I don't know, I've never played or read about him. That's the point, though, it feels like a
gamble with the paradigm CDP has set up. I can get into a pure "third person" game, such as Devil May Cry or Assassin's Creed, and can obviously get into a more "first person" game, like Mass Effect or Dragon Age, but a hybrid of the two? I couldn't know without playing it, but to play it I have to buy it, but to buy it I have to know if I'll enjoy it...
That is really the major effect of being able to create your own character to me: you know, at the very least, that you'll enjoy the character you are playing, because it's yours. The story might not interest you, the controls might be unwiedly, there might be some bugs and framerate issues and all sorts of other setbacks - but your character is still going to be pretty damn awesome.
Though I suppose it still goes back to the fact that the character already has a past rather than simply not being able to change his appearance, gender, or race. If I was forced to play as "Geralt," but was introduced to him similarly as I was Hawke (despite being able to customize Hawke's appearance and gender), then that would not feel as restricting and thus like less of a gamble.

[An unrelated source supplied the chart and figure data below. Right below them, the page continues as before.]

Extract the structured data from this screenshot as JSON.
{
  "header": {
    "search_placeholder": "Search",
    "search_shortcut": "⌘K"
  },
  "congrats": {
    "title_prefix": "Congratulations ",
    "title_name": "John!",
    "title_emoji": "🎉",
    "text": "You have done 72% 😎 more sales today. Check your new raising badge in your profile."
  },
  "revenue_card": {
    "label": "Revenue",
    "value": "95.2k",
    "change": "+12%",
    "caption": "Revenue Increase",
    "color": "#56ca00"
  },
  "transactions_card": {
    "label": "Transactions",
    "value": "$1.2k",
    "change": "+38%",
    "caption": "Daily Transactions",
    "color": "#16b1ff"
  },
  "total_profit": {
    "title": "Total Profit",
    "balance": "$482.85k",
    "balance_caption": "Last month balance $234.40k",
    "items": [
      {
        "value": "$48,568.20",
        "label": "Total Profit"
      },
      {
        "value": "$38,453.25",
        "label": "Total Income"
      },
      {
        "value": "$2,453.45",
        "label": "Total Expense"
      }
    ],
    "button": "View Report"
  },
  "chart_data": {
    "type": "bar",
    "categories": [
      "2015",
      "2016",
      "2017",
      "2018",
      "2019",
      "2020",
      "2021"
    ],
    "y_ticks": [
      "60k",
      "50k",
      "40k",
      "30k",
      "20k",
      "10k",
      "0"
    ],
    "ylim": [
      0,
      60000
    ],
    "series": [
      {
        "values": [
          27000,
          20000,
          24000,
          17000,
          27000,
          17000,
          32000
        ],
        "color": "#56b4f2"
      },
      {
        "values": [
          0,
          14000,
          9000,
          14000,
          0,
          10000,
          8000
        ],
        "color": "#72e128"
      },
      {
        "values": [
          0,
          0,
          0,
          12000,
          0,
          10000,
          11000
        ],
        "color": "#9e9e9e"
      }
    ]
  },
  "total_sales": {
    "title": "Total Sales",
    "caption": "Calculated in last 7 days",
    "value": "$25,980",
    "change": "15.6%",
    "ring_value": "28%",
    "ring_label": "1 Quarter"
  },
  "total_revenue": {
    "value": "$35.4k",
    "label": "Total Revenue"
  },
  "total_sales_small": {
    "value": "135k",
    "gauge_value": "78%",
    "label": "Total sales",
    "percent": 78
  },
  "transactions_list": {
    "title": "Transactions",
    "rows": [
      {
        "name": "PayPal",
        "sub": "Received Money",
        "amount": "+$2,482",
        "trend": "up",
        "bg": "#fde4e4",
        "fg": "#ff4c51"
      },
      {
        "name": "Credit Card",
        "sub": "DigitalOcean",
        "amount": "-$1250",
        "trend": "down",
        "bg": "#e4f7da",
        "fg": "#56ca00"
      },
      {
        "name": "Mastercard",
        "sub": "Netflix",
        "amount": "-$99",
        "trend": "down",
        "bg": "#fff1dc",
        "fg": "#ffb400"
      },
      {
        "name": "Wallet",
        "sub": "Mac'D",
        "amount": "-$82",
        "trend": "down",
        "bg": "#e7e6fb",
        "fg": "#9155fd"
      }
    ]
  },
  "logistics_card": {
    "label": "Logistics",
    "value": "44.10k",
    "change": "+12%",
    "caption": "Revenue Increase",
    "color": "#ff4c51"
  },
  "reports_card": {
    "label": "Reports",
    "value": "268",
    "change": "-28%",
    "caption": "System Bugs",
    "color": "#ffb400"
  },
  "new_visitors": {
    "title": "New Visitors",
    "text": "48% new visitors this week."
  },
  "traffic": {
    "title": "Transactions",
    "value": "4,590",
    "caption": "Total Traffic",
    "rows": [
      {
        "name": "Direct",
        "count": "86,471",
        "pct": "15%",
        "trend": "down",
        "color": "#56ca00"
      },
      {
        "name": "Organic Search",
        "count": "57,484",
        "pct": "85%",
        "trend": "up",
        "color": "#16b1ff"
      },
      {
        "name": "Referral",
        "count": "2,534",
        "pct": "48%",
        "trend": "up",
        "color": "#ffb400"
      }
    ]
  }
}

Unlike those who squabble over $5 DLC, I can see the time:money value of just about any video game when compared to just about any other medium of entertainment (save for perhaps Netflix), so even if I only get ten or twenty hours out of the game before abandoning it - which would likely be the worst case scenario - I would still have gotten my money's worth. That said, I don't agree with the design philosophy, the defined-character-as-open-protagonist motif, or the theme and tone set by the game's predecessor or at the very least set by it's surface (dark and gritty = sex and violence).